Crate & Barrel is an American holding company owned by German company Otto GmbH & Co KG. It is in the retail of home goods, including furniture, housewares, and decorative accessories. It has its network of stores for this purpose, covering the United States, Canada, the UAE, Singapore, Peru, and many other countries.

Crate & Barrel Symbol

The author of the wordmark used Helvetica Grotesque as the basis, slightly altering some of the glyphs. The designer’s creativity was evident in the letter “C,” formed from a perfectly circular ring. It is visually unbalanced, so it seems heavy. There’s a similar symbol in the ITC Avant Garde Gothic typeface, but it appeared a year after the Crate & Barrel logo. Consequently, Tom Shortlidge was inspired by something other than Avant Garde when designing the “C.”
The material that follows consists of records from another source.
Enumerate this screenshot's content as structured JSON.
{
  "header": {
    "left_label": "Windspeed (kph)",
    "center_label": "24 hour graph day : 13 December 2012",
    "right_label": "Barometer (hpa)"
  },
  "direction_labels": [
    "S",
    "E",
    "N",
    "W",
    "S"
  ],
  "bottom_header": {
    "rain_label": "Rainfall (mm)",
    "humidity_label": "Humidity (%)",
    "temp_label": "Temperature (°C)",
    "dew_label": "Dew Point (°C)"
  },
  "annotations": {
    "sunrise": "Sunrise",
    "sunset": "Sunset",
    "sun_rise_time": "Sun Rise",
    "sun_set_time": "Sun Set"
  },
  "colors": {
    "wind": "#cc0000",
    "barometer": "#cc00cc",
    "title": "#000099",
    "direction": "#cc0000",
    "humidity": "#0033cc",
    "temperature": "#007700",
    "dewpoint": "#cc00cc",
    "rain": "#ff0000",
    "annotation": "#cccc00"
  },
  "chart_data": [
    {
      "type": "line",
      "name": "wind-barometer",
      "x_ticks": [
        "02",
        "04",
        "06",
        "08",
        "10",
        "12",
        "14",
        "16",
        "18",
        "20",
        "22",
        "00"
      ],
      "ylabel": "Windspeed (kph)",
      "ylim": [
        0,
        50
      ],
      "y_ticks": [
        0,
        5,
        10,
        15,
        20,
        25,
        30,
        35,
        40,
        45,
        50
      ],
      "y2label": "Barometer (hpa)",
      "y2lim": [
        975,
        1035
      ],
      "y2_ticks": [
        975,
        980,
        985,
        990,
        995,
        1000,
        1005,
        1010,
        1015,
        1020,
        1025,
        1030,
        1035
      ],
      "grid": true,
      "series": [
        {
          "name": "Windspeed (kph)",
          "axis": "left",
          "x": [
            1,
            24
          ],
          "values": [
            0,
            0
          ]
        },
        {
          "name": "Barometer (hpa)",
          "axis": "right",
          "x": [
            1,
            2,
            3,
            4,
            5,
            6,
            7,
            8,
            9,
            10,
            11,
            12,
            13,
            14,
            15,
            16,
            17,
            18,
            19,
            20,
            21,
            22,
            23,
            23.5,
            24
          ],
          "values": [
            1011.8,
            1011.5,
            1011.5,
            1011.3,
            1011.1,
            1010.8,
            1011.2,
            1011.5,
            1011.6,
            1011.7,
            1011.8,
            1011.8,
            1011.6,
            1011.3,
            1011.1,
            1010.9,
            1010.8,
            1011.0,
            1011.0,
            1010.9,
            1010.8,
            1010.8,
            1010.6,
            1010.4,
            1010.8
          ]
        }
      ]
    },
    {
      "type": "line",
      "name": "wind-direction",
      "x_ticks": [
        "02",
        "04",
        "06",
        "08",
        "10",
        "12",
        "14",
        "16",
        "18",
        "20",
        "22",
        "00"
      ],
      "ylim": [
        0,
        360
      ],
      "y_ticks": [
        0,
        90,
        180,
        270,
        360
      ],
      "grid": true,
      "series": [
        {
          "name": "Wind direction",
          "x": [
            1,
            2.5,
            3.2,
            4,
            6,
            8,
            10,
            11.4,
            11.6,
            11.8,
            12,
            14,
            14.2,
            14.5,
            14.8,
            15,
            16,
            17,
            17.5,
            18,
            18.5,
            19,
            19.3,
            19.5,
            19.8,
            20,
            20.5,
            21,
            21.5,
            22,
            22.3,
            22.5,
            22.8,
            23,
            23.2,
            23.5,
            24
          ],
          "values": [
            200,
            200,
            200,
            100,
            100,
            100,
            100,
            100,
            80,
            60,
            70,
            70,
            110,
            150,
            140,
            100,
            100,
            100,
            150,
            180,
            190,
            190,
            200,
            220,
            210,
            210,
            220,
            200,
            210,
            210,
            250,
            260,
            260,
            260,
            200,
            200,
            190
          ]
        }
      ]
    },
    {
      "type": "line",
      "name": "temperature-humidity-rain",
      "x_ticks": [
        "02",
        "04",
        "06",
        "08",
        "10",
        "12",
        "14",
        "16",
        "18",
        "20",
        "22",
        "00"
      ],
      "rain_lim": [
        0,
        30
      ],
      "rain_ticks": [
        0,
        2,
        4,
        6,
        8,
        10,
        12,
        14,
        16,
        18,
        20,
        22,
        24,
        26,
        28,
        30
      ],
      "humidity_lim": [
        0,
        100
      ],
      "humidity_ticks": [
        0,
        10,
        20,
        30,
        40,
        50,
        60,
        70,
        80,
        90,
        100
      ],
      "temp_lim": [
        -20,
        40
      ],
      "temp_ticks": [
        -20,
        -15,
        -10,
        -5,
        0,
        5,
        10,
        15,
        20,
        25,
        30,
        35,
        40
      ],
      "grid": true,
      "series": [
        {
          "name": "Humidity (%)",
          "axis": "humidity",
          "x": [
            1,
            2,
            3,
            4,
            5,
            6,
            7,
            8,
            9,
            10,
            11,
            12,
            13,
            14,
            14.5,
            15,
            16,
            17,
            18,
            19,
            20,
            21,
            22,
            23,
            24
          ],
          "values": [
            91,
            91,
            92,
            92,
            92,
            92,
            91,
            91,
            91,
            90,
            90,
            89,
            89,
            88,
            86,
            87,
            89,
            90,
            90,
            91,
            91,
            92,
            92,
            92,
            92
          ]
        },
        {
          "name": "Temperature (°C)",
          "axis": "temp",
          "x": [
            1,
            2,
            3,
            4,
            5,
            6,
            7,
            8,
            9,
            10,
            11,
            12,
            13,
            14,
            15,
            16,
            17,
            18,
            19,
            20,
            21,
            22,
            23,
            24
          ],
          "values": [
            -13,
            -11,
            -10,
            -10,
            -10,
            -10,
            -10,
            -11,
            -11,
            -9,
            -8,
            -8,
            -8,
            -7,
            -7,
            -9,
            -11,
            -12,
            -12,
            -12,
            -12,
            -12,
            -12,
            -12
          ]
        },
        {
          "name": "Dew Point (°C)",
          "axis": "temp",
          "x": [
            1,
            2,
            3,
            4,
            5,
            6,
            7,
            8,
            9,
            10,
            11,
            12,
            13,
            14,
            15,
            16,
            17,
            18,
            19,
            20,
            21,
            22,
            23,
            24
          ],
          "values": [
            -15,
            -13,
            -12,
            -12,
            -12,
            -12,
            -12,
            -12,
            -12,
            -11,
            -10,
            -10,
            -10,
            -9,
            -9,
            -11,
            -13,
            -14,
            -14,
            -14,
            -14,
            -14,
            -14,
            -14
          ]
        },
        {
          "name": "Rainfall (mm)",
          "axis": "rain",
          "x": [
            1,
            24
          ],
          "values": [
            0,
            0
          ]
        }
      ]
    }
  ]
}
The American company was the first in the world to combine furniture and accessories to create the illusion of home interiors right in the salesrooms. After that, everyone began copying the private chain’s distinctive style, underscoring its undeniable innovation. But the original approach did not appear in the Crate & Barrel logo because it has not changed since 1967. The wordmark still has a simple inscription that looks laconic and elegant in black.

Font and Colors

Crate & Barrel Emblem

When Tom Shortlidge created the company symbol, he used a bold Helvetica typeface designed by Swiss designers Eduard Hoffmann and Max Miedinger. The main innovation on his part is the letter “C,” which looks like a perfectly round ring with a hole in the right side. One could have assumed it was the analog of the “C” from ITC Avant Garde Gothic if the typeface with ultra-geometric letters had not appeared a year after the Crate & Barrel logo. In the classic version, the lettering is black, and the background is white.